My party followed behind a team led by Alton Webb. This was a man I had hated and feared in life, and who hated and feared me. He had abused me, terrorized my friends, killed my father, and betrayed the entire boat. All this was irrelevant now, dismissed as pocket change amid the wages of human ignorance. I could no more hold a grudge from life than I could blame a trapped
animal for biting the hand that fed it—any more than I could blame myself for my former human foibles.
No, that wasn’t quite true. Blame might be gone, but guilt was forever. In fact, guilt was the emotional currency of this new existence—one of the side effects of immortality was an almost frantic selflessness, a deep pity and shame more potent than Original Sin. This grim empathy was what kept us working on our common task: to save humanity. Not in the crude, almost sexual way of wild Xombies but as a simple matter of conscience.
Alton Webb, bearing a larger burden of shame, was now perhaps the most humane of all the Dreadnauts, the silent martyr of the sub, whose devotion to me made him a practical extension of my will. Without his example, I could not have persuaded the others into continuing the journey after Providence. I felt guilty about making them feel so guilty— and round it went, a wheel of never-ending remorse that we all sublimated in duty: duty to the memory of home and country, duty to the ship, duty to each other, and, most intensely, duty to the still-doomed. More than anything else, we lived to save the living.
Before us were fields of sonar buoys, proximity mines, curtains of steel mesh, an obstacle course that no unescorted ship could hope to navigate. So how do you propose to do it? Coombs had asked.
Simple, I said. We walk.
Unlimbering their tools, the blue boys began cutting a wide swath through the barricades. Nearing the drilling rig’s anchorage, we could sense humans around us—wisps of life energy like blurred X-rays.
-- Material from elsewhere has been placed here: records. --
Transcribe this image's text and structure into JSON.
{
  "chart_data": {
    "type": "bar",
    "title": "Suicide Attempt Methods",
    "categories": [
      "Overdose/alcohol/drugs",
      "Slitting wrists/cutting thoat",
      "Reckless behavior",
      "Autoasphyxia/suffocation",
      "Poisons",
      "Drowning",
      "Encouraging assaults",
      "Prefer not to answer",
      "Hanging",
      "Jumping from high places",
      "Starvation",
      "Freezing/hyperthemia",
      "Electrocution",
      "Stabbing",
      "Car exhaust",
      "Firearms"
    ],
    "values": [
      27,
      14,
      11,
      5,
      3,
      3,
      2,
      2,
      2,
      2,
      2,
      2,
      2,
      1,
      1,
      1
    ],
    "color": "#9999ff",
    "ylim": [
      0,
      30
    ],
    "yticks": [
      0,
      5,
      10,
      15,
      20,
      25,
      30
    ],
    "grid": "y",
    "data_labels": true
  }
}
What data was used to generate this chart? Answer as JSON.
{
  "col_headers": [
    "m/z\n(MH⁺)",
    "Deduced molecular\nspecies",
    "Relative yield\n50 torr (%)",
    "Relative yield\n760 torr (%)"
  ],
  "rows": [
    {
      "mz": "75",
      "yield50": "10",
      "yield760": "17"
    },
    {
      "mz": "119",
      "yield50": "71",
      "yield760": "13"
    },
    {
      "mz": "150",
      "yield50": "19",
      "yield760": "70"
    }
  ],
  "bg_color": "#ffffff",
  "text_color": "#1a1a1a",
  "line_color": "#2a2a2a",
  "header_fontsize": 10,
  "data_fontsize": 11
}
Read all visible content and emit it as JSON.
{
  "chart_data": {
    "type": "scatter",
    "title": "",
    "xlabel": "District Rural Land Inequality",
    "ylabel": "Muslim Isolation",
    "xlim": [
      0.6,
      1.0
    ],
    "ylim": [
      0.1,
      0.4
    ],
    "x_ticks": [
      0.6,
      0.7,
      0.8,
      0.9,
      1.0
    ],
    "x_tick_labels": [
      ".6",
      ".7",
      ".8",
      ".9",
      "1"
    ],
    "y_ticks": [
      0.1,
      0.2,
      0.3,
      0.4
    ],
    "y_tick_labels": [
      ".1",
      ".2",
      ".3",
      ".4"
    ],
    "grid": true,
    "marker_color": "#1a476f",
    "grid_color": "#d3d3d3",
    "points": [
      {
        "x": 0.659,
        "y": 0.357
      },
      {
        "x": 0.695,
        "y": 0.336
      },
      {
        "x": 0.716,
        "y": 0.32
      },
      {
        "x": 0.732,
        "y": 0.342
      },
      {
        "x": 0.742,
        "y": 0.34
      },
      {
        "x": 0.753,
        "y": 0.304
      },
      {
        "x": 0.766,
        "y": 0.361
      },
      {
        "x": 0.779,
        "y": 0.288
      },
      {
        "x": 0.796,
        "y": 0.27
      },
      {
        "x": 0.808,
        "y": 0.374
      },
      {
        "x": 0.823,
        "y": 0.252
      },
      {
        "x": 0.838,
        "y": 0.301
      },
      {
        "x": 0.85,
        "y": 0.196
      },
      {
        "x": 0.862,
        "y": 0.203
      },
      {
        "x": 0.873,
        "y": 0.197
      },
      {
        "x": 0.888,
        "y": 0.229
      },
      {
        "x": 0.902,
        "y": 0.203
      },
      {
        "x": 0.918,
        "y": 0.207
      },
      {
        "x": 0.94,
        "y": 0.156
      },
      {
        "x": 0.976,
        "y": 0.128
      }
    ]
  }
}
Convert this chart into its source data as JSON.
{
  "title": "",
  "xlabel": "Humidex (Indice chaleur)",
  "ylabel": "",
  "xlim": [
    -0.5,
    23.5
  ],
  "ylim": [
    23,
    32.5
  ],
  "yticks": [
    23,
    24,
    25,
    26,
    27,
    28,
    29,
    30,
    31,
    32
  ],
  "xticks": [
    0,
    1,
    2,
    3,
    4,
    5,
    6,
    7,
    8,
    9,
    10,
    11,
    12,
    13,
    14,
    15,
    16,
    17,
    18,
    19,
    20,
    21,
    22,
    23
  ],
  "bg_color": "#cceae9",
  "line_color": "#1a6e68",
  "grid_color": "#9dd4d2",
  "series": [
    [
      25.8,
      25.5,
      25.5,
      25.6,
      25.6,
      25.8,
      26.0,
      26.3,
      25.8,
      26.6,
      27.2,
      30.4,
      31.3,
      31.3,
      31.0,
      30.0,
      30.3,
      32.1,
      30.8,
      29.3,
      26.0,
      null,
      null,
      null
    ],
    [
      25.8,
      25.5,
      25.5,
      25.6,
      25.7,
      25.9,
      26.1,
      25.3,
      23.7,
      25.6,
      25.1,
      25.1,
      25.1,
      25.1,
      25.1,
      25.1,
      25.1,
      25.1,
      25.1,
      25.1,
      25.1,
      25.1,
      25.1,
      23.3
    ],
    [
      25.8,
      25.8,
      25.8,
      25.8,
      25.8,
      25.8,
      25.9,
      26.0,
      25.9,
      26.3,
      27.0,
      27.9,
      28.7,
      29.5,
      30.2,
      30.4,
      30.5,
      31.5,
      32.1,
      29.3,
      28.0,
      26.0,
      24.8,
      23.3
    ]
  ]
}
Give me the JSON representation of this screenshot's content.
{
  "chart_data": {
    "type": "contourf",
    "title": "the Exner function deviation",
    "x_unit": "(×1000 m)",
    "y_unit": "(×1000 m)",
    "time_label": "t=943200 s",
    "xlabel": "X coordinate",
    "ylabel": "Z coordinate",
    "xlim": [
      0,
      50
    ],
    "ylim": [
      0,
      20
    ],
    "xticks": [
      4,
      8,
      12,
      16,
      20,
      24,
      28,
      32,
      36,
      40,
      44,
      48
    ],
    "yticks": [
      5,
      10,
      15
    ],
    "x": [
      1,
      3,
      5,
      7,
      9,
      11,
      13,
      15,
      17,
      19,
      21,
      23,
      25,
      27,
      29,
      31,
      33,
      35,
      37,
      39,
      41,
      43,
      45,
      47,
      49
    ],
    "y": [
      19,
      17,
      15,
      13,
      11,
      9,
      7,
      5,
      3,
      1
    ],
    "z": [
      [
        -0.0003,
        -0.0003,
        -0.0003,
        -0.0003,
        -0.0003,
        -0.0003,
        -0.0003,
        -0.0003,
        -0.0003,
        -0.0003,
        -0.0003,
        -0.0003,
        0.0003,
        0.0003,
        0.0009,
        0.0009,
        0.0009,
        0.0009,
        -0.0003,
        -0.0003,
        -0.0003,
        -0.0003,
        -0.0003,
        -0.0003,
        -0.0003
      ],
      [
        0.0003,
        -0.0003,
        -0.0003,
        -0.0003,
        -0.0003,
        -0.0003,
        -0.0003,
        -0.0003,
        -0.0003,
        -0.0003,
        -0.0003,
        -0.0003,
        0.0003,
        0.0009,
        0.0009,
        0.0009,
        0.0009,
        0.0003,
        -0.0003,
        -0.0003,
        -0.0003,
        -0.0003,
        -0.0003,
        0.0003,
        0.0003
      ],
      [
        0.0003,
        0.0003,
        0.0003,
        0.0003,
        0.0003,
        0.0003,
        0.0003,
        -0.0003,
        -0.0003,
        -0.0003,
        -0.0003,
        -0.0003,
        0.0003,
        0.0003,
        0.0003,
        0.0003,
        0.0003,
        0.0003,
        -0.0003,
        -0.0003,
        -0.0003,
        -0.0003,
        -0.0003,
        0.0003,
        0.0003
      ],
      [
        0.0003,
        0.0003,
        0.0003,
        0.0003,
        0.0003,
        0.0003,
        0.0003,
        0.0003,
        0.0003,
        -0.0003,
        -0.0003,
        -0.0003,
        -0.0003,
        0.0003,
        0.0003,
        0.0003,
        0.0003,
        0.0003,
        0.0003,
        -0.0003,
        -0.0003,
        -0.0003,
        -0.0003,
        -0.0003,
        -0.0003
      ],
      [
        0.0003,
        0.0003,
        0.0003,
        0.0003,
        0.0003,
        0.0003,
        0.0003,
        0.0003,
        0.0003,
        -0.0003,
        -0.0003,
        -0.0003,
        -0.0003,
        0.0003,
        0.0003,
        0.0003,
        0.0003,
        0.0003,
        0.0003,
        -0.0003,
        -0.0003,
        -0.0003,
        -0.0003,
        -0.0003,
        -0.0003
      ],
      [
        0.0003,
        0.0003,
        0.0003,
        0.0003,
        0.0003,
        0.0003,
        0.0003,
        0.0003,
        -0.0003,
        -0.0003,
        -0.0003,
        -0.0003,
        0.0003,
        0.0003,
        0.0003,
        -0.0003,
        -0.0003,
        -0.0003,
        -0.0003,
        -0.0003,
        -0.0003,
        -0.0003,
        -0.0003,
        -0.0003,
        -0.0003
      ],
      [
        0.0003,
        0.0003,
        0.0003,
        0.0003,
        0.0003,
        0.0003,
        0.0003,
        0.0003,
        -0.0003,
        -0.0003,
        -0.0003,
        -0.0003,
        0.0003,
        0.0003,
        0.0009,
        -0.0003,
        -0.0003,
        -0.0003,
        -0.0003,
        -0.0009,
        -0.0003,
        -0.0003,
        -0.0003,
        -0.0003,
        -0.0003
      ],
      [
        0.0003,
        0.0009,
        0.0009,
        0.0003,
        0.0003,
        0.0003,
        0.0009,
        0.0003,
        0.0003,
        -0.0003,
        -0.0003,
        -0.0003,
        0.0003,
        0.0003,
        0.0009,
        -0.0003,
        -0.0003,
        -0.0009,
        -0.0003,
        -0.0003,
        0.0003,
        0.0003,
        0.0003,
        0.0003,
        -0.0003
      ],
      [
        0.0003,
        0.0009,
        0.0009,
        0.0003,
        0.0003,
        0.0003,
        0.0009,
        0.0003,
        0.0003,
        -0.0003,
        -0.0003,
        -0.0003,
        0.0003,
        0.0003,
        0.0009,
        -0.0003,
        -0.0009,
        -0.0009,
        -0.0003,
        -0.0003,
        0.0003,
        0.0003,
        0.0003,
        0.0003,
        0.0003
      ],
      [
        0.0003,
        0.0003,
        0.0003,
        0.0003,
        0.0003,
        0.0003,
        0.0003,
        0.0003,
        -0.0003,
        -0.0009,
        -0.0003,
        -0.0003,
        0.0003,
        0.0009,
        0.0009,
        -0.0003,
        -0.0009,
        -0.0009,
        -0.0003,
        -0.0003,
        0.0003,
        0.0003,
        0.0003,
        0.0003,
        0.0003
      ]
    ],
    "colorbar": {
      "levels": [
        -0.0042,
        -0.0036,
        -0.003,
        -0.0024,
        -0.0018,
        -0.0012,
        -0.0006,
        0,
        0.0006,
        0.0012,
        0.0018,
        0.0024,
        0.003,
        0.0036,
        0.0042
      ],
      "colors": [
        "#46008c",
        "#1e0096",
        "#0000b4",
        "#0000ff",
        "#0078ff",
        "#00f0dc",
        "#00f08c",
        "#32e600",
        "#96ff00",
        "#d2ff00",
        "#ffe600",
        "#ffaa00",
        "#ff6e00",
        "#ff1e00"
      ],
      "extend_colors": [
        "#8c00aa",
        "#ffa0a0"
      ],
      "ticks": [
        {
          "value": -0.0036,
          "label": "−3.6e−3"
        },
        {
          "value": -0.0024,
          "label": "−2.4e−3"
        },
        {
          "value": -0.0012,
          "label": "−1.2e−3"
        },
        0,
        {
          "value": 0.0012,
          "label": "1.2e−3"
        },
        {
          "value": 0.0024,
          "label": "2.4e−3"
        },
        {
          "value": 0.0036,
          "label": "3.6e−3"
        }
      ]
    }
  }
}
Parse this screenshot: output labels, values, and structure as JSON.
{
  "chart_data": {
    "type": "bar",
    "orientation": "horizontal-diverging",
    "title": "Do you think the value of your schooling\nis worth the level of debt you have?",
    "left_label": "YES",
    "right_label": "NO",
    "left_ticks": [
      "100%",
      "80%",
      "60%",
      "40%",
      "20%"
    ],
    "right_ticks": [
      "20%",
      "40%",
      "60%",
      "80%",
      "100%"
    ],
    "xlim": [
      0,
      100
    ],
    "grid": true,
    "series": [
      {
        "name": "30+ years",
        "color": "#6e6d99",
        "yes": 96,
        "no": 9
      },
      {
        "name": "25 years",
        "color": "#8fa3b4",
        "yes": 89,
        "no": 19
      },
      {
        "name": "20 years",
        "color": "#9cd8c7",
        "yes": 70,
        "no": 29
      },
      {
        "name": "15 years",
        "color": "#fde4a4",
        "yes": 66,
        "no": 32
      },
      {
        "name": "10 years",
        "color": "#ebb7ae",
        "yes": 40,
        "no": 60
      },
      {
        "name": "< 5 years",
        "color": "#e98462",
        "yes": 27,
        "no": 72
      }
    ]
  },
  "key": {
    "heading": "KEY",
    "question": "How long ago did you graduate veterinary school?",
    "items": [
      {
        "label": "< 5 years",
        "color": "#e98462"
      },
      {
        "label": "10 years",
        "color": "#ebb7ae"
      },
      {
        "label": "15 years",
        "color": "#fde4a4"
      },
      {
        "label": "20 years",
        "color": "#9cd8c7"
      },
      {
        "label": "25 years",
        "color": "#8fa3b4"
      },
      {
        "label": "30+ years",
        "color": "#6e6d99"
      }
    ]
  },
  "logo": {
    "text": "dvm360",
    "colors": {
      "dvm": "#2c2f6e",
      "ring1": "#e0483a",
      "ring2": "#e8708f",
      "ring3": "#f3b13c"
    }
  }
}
Our proximity to them goaded the teams to work faster, Clears and Blues competing for the right to those prizes. The men were drunk on it, desperate to play God. I wanted to say, Calm down, but the others were already well ahead of me, bounding up the rocky slope. Darn it. Here was the problem with weaning them off my blood; I should have known it wouldn’t be so easy.
We reached the spot directly below the oil platform and directly above the tunnel crossing. There was something like a large building on the seafloor, a rusty ziggurat connected by a thick pipeline to the surface. I had brought a device called a Momsen lung, a kind of inflatable life preserver. We had hundreds of them on the sub. Opening the air valve, I instantly became buoyant and shot for the surface.